MEDIDAS E DESMEDIDAS VINGATIVAS


            Medidas e desmedidas atuam como dois imperativos que determinam o fazer e o desfazer. Há, por isso, uma relação desconexa entre um termo e o outro. No entanto, se avançarmos para o sentido extensivo das palavras veremos que elas medem e desmedem as decisões, as vinganças e as precauções políticas.
            A explicação mais equilibrada entre estas duas contrariedades vem da palavra “sopesar”, que se refere, primeiramente, ao peso sustentado com as mãos para avaliá-lo. Por sua vez, este verbo é aplicado também para considerar outras situações que indicam o cuidado com o “peso” das decisões, das palavras usadas ou do significado de um princípio.
            Sopesa bem quem decide bem. Ou seja, para decidir é preciso medir, pesar, calcular para saber antecipadamente as consequências das decisões tomadas. Desse entendimento é que derivam várias expressões, todas elas em busca de definir uma ação, como por exemplo: “pesou a mão”, “não mediu as palavras”, “o peso da justiça”.
            Quando, porém, levamos a definição para a política, começamos a perceber que nada há de mais explicativo do que o peso da responsabilidade. Este peso pode representar a seriedade das decisões como também a gravidade das palavras ditas. No Brasil, nos últimos tempos, temos visto tantas coisas que nos fazem acreditar no que dissera um poeta espanhol Antônio Machado: “Em minha solidão tenho visto coisas muito claras que não são verdadeiras”. Ou seja, podemos ver coisas claras e mentirosas.
            Há medidas desmedidas, praticadas exageradamente e há também “desmedidas” que interferem sobre as medidas tomadas anteriormente. No final percebe-se instalado um estado de coisas desmesurado. No dicionário, desmedir é mostrar-se abusivo ou inconveniente, passar dos limites, exceder-se, exorbitar, descomedir-se.
            Podemos dizer então que os “excessos” levam aos retrocessos. Retrocedemos quando nos arrependemos, mas, acima de tudo quando praticamos algo que joga para trás o que já havia sido empurrado para frente. Carregar é sempre mais difícil e demorado do que descarregar. Desmanchar, mais rápido que construir e, crescer, mais lento que queimar e devastar.
            Na política, as medidas desmedidas podem vir como medidas ou como reformas. Elas trazem o peso a ser suportado pelos atingidos. São cortes nas verbas prometidas, direitos retirados e nomeações de autoridades feitas com o claro objetivo de proteger alguns setores e personalidades que gabavam a pureza e a idoneidade, mas, que no fundo eram mais sujos que a sujeira alheia.
            São desmedidas protetoras e vingativas.

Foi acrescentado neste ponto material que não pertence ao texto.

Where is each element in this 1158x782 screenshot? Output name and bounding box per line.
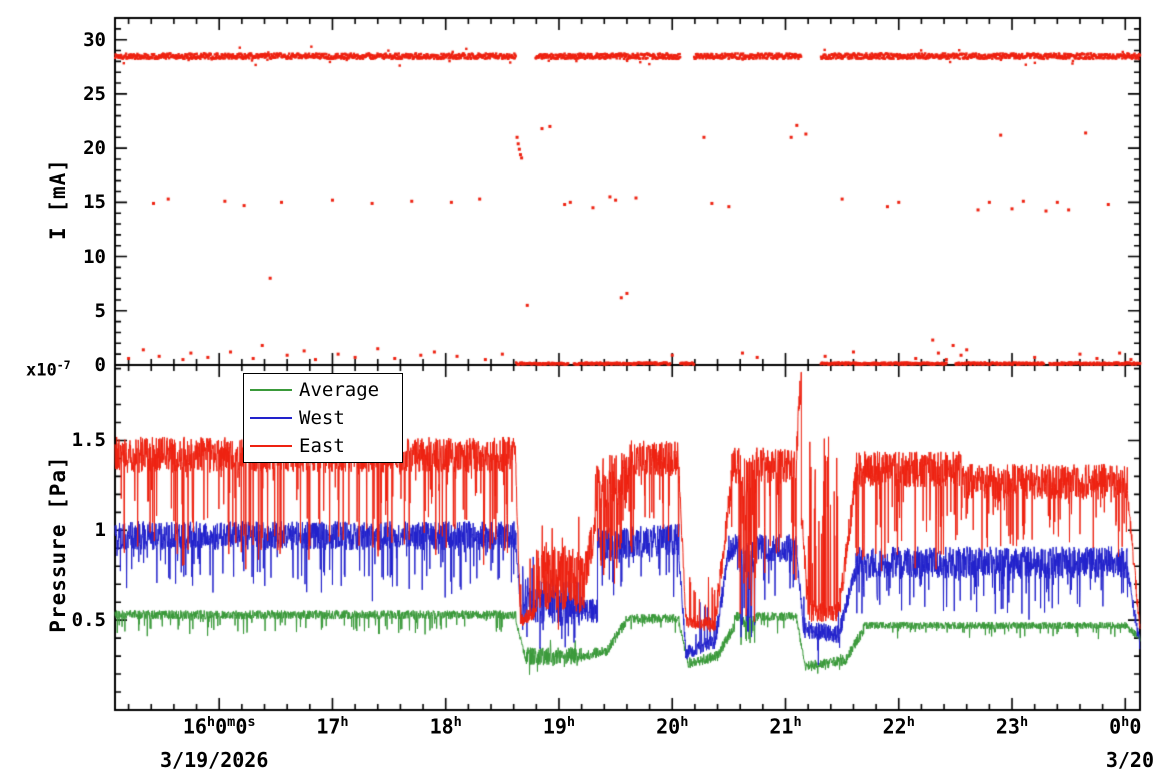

Agem como se os idosos, as viúvas, os pesquisadores, os indígenas, quilombolas etc., fossem inimigos que precisam ser torturados para que confessem que são o problema da crise econômica e dos débitos do Estado.
            A política vingativa aparentemente é seletiva, mas não é. O fenômeno é universal. Ataca o presente e compromete o futuro. É verdade que se pode sopesar a favor e contra. Mais contra que a favor. Contra o país, contra a nação, contra os trabalhadores, contra os pobres, contra as discussões de gênero, contra a beleza, contra as florestas, os bons modos, a sabedoria, o comedimento das palavras, a ética, os valores, a democracia...
            As decisões, as palavras e as vinganças desmedidas, conduzem, rapidamente, para que, dentre todos os “des”, um deles nos seja favorável. É o caso da palavra “desmistificação”. No dicionário, novamente podemos comprovar que, desmistificar é: “Toda denúncia verbal ou escrita visando desiludir um grupo de pessoas ou coletividade a respeito de uma opinião ou de um conjunto de opiniões, crenças e valores considerados como falsos, preconceituosos, ilusórios e mistificadores”. Tudo a ver. Ainda há um grupo que sustenta o mito da justiça, da igualdade, da austeridade e do progresso.
            É tempo de revigorar as vias respiratórias, apagar o fogo da Amazônia e transferi-lo para o entusiasmo, para fazer jus ao provérbio chinês que nos inspira quando diz que: “Sem o fogo do entusiasmo não há calor na vitória”.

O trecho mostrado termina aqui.